Six companies to help rollout
Tata Consultancy Services (TCS), Deloitte, KPMG, PwC, NSDL e-Governance Infrastructure and Trigyn Technologies have expressed interest in rolling out India’s vaccination platform CoWIN in other countries, a top government official said.
- The government had last month organised a global conclave where foreign countries had expressed interest in adapting CoWIN to vaccinate their citizens. About 50 countries, including Canada and Mexico, are reportedly interested in the platform.
The government has open-sourced the CoWIN platform and will provide certification to the companies for the rollout, RS Sharma, chief executive of the National Health Authority (NHA), told ET.
Karan Bajaj exits WhiteHat Jr, a year after acquisition by Byju’s
WhiteHat Jr founder and outgoing CEO Karan Bajaj
Karan Bajaj, the founder and chief executive of WhiteHat Jr, has quit the Byju’s-owned firm, a year after the online coding tutor was acquired by India’s biggest edtech startup.
Predetermined move? The development was announced by Byju’s founder and CEO Byju Raveendran in an email to employees. “Having more than exceeded all our mutually outlined goals for the first year, Karan is now ready, as we had mutually decided at the time of acquisition, to progress to the next chapter of his life,” the email read.
The replacement: Trupti Mukker, head of customer experience and delivery, is expected to replace Bajaj as WhiteHat Jr CEO, if Raveendran’s email is anything to go by.
“Trupti Mukker, whom you know well as head of customer experience and delivery, will lead the organisation, ably supported by the extremely strong leadership team that Karan and I have set in place,” Raveendran’s email read.
Ads nauseam: Bajaj’s stay in Byju’s circle of acquisitions wasn’t without controversy.

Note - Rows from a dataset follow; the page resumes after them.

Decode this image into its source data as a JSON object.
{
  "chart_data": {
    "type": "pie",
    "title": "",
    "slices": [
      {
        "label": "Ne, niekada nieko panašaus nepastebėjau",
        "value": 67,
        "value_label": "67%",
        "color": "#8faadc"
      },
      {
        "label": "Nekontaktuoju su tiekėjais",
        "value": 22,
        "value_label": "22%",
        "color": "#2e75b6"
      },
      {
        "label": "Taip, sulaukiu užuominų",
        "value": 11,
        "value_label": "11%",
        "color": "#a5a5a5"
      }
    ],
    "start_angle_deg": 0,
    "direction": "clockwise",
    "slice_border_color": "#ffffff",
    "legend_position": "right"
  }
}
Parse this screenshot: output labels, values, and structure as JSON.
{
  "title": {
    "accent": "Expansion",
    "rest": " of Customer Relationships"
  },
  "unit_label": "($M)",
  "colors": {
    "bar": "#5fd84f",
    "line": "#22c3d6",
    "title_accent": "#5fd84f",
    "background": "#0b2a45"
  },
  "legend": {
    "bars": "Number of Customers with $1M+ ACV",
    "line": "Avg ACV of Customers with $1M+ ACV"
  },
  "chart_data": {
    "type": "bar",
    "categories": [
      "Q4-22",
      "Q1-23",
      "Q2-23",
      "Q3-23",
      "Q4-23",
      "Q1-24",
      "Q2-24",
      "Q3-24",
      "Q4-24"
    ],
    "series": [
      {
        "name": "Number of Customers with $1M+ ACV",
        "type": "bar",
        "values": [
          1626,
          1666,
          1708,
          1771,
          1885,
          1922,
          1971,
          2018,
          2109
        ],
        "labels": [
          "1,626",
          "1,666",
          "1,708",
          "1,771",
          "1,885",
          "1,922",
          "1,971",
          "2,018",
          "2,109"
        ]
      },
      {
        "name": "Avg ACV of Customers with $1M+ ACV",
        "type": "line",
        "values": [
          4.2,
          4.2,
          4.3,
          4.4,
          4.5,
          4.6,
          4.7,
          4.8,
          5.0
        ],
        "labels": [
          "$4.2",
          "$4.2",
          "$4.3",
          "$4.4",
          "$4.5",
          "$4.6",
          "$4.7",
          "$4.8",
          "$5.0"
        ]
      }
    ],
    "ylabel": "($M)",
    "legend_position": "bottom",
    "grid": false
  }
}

In September 2020, WhiteHat Jr launched an aggressive advertising campaign. ET reported that it spent around Rs 15 crore on digital media advertisements. The Advertising Standard Council of India (ASCI) asked it to pull down the ads for making unsubstantiated claims.
In November 2020, WhiteHat Jr filed defamation lawsuits against two of its most vocal critics—software engineer Pradeep Poonia and angel investor Aniruddha Malpani—and sought $2.6 million and $1.9 million in damages, respectively.
In May this year, WhiteHat Jr withdrew its defamation case against Poonia.